Surprised, he finally glanced at me. He had about four seconds to do so before I had turned on my heel and ran like hell for the subway. I didn't forget the look in his eyes before I turned. It was seared in my brain as I shakily sat on the subway.

I put my head in my hands and I focused on breathing in and out when I remembered something that nearly stopped my heart in panic.

My bag.

It had everything about me, and my life, where I lived, where I worked, it even had a detailed plan about what my weekend activities would be, and I had left it there on the sidewalk. I was hyperventilating now.

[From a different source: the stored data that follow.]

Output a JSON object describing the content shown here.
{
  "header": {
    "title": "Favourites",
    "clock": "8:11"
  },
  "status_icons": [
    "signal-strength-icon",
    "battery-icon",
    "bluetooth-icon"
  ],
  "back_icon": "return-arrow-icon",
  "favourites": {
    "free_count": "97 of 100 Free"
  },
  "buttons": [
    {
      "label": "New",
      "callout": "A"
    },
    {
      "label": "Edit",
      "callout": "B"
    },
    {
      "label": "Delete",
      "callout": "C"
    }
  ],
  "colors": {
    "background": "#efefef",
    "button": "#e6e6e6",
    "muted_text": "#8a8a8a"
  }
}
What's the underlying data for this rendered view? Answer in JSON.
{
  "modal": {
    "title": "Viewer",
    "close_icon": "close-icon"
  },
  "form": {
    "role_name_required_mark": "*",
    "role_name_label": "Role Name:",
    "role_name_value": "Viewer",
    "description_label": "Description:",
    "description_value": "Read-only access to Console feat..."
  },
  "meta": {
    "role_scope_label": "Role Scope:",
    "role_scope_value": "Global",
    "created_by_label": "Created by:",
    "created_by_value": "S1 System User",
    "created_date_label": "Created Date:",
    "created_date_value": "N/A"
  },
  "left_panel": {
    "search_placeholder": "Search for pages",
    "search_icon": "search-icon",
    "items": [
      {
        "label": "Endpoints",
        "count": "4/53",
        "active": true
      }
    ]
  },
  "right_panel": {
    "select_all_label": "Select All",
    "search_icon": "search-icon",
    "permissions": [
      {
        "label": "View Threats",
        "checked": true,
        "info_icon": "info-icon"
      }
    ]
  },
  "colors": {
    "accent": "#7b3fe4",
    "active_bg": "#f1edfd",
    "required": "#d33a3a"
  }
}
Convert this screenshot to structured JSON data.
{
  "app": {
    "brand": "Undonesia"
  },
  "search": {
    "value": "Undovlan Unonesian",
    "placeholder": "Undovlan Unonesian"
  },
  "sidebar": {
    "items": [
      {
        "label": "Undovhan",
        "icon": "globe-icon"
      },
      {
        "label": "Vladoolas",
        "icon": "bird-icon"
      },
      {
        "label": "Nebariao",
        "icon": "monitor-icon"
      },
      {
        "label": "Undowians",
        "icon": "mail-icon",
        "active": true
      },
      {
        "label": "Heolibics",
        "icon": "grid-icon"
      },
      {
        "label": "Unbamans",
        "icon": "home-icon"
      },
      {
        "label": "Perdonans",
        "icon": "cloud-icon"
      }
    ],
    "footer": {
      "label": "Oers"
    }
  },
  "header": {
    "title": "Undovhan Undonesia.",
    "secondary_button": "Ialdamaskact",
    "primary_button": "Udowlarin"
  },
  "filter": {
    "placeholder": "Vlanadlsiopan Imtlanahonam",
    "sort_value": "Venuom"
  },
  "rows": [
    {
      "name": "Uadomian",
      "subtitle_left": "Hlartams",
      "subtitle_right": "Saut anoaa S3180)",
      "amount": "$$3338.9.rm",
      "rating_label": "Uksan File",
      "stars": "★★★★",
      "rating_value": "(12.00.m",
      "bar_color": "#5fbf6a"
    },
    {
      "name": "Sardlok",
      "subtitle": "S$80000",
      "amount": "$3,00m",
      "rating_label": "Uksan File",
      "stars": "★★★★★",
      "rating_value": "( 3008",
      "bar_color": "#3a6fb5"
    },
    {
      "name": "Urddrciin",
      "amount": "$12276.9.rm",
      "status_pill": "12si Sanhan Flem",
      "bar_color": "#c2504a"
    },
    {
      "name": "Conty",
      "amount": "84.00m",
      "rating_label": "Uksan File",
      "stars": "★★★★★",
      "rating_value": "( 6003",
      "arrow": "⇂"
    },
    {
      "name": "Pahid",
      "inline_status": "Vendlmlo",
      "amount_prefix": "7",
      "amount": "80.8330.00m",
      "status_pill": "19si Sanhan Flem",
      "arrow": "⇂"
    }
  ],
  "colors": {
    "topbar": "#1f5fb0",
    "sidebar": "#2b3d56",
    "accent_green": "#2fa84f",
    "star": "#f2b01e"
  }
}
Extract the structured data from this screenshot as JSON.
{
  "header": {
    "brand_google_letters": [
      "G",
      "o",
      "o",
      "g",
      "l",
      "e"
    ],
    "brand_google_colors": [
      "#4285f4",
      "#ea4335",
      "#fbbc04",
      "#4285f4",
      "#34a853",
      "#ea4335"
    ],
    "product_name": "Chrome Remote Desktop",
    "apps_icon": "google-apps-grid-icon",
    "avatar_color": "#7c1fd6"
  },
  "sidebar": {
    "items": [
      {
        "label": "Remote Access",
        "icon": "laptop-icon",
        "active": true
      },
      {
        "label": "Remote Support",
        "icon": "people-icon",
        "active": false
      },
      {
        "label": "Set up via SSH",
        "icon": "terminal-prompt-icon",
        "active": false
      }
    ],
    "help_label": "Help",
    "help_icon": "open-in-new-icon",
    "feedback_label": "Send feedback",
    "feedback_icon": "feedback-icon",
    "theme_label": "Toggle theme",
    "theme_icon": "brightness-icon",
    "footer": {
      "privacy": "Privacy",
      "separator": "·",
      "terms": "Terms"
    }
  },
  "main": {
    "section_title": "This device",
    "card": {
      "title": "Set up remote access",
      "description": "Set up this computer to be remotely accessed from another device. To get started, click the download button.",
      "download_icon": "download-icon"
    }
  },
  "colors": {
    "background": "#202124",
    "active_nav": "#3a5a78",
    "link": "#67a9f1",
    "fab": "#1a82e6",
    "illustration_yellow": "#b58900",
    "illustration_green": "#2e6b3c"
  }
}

As the subway came to my stop I rose and stumbled in the direction of my apartment. He could find me. I could call the police, but something told me that this man was beyond the police. Something more, something scarier, something uncontrollable.

I sprinted up the stairs and ran into my little home, slamming the door behind me and locking all the bolts, even pushing a chair up against it. But as I turned away and rubbed my eyes with the backs of my hand I saw his eyes. And what was in them scared me, beyond the anger and surprise I saw in the depths of his eyes, desire.